L'effetto Covid-19 non si è fatto sentire per la casa statunitense, che continua a macinare numeri da record anche in Borsa

La crisi scatenata dal nuovo Coronavirus ha avuto un effetto deleterio per tutti i produttori di automobili, costretti a fare i conti con il blocco della produzione e vendite praticamente azzerate. Tutti, tranne Tesla: il produttore di auto elettriche ha infatti fatto segnare risultati economici (e di vendita) per il secondo trimestre 2020 che hanno dell’incredibile, visto il periodo nel quale sono stati realizzati.
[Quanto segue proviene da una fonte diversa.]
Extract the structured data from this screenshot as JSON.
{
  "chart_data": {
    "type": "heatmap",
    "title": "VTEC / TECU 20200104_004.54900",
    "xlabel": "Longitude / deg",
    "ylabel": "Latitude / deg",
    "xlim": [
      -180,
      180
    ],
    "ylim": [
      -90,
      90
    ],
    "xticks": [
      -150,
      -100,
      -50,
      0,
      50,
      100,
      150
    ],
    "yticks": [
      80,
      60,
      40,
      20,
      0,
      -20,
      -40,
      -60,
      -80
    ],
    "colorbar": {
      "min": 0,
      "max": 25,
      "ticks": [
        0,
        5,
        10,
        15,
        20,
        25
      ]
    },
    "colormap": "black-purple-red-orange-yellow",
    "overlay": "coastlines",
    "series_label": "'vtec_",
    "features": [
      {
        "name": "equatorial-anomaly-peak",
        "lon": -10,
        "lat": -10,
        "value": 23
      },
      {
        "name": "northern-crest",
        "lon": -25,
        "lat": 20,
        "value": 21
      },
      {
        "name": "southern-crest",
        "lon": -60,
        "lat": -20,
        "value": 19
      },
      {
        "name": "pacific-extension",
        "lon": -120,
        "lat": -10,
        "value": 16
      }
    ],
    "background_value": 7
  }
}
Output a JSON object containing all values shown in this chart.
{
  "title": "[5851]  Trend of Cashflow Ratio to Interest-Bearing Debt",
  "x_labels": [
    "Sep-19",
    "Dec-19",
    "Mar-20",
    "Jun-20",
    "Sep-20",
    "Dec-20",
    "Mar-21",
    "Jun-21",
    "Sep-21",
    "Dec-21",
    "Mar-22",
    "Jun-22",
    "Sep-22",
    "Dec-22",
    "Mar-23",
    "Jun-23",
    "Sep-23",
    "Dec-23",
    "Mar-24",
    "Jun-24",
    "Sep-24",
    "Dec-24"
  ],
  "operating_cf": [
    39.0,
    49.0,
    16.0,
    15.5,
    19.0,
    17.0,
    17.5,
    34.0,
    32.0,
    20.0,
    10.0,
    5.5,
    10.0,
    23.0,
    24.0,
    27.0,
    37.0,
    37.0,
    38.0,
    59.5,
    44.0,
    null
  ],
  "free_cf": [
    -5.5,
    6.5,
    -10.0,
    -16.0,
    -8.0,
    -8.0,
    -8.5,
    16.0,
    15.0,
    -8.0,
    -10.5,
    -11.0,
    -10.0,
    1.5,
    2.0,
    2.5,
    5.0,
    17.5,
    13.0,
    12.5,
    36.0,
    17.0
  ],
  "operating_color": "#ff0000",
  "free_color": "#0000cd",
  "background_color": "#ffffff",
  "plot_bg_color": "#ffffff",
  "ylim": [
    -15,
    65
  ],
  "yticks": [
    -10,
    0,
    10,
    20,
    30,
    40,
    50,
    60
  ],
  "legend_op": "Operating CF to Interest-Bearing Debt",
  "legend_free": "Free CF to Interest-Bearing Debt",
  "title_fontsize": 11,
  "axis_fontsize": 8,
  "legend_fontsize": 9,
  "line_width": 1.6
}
Nonostante l’impianto produttivo principale – quello di Fremont, in California – sia stato chiuso per alcune settimane a causa del Covid-19, la casa statunitense ha prodotto 82.272 auto (di cui 6.326 Model S e X e 75.946 tra Model 3 e Y) e ne ha consegnate 90.891 (10.614 Model S e X e 80.277 Model 3 e Y). Alla vendita di auto, poi, va a sommarsi anche la cessione di certificati verdi (come quelli venduti a FCA, tanto per intendersi), che hanno portato nelle casse di Tesla ulteriori 428 milioni di dollari. Numeri decisamente positivi, che le hanno consentito di chiudere il bilancio in attivo per il quarto trimestre di seguito.

Stando alle informazioni diffuse, infatti, il produttore californiano ha fatto registrare un utile di 104 milioni di dollari (nel secondo trimestre 2019, invece, Tesla era in rosso di 408 milioni di dollari), con un profitto netto di 0,5 dollari per azione. Il tutto nonostante i ricavi siano stati inferiori rispetto a quelli dell’anno precedente: tra marzo e giugno 2020 Tesla fa registrare incassi per 6,04 miliardi di dollari; dodici mesi prima si erano toccati i 6,35 miliardi di dollari. I minori incassi, si legge nella relazione che accompagna il bilancio, sono dovuti in parte al fatto che il “focus” della casa statunitense si sta via via spostando dai modelli premium (come Model S o Model X) verso modelli di fascia media (come Model 3 e Model Y).

Risultati finanziari che hanno superato anche le più rosee aspettative degli analisti. Secondo le stime diffuse da diversi esperti, infatti, Tesla avrebbe dovuto fatturare poco meno di 5,2 miliardi di dollari (contro i 6,04 miliardi che ha effettivamente fatto registrare). Ciò, ovviamente, ha avuto un effetto più che positivo in borsa, dove le azioni Tesla sono arrivate a sfiorare la quotazione di 1.600 dollari. In questo modo, la capitalizzazione del produttore di auto elettriche statunitensi è arrivata a quasi 300 miliardi di dollari, rendendo Tesla il costruttore di auto di maggior valore al mondo.